The Builder-Parent Paradox
What it feels like to build AI systems while raising the humans who will inherit them.
TL;DR: I work inside AI every day and I have two kids. I call this the Builder-Parent Paradox: I am one of the people best positioned to protect them precisely because I help build it, and I still do not know enough to confidently say what the future will look like. Inside access gives me responsibility, not certainty. Here is how I study the machine while using it, what I am betting on, and what I refuse to write.
I spend a lot of time inside AI systems.
Not casually.
For the last several years, I’ve worked at the edge of AI product development, ethical AI, and AI-assisted building.
I manage AI products alongside brilliant researchers, engineers, and compliance leads, so I see the full product chain up close: research decisions, engineering tradeoffs, ethical tradeoffs, and security risks. The product choices that tell you what a company thinks people are for.

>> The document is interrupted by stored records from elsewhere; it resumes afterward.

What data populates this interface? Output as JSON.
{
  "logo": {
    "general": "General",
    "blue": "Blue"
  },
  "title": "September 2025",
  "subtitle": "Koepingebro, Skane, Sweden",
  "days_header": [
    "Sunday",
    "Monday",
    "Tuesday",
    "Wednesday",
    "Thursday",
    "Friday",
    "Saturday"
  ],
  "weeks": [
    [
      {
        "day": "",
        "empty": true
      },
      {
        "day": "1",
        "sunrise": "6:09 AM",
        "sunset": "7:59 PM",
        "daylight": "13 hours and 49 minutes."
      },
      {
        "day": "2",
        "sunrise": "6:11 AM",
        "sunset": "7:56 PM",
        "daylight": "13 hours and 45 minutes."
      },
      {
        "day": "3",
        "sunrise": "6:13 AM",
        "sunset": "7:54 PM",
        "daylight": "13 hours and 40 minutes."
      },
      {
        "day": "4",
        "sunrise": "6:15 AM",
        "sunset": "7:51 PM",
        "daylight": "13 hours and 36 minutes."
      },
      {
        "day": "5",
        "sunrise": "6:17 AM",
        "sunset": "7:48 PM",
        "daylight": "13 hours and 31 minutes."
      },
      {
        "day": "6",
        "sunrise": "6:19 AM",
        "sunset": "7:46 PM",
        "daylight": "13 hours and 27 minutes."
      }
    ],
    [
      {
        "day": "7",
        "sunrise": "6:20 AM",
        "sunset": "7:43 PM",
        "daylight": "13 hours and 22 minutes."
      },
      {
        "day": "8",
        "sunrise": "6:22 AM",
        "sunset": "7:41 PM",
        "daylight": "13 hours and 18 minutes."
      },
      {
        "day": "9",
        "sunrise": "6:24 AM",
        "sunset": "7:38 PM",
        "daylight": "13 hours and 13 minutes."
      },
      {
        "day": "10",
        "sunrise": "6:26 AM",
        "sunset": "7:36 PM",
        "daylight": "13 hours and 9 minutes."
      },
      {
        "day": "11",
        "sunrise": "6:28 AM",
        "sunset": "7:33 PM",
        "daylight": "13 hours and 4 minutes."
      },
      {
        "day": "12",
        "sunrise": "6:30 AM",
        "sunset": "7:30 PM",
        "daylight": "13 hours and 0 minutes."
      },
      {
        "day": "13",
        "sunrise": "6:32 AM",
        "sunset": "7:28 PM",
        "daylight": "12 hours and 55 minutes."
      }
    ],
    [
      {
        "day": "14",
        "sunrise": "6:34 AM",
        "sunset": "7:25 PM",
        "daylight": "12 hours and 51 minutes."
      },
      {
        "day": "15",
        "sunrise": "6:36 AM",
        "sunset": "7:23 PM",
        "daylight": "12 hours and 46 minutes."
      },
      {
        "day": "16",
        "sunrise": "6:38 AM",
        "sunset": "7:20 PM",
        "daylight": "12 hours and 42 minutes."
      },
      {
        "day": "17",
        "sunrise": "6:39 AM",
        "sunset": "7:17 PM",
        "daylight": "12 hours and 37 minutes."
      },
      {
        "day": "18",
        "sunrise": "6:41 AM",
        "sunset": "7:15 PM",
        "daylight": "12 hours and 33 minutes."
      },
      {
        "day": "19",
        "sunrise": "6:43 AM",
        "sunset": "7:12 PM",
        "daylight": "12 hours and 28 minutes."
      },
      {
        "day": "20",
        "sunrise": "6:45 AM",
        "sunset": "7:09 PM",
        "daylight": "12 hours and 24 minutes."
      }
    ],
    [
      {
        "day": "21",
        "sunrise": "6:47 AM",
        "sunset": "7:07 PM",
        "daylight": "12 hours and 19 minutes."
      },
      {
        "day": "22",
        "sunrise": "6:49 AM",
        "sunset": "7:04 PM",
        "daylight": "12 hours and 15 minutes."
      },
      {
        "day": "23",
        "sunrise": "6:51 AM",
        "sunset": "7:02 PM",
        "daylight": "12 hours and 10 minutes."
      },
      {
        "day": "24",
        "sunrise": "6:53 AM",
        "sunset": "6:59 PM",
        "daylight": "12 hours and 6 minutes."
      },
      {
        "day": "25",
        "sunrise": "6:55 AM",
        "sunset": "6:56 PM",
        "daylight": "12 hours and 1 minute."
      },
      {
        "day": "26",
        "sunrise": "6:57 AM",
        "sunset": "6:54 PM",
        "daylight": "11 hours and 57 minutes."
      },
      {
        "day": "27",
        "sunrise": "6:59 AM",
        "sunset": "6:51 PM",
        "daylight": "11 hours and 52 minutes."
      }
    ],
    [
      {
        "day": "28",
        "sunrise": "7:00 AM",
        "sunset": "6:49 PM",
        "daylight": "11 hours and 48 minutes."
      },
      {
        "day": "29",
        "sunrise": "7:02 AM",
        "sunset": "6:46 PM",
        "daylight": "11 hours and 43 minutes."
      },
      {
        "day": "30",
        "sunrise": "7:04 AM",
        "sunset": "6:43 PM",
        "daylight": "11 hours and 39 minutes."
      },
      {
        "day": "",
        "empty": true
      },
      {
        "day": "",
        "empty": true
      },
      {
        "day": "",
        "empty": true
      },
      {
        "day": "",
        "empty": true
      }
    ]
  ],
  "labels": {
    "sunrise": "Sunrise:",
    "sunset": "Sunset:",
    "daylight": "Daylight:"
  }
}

I build indie products on the side.
I’ve read every frontier model release note since 2022. Four years of it. OpenAI, Anthropic, Google, Meta, Mistral, DeepSeek, xAI, Perplexity, Qwen, the long tail.
And I also have two children.
Some nights I kiss them good night and I don’t know whether the world I’m helping build will let them have a job, a craft, a sense of slow attention, or the kind of boredom that turned me into an ambitious adult.
I open the laptop and I keep building anyway. I haven’t figured out how to stop doing both of those things in the same evening.
The Builder-Parent Paradox
Inside access gives me responsibility, not certainty.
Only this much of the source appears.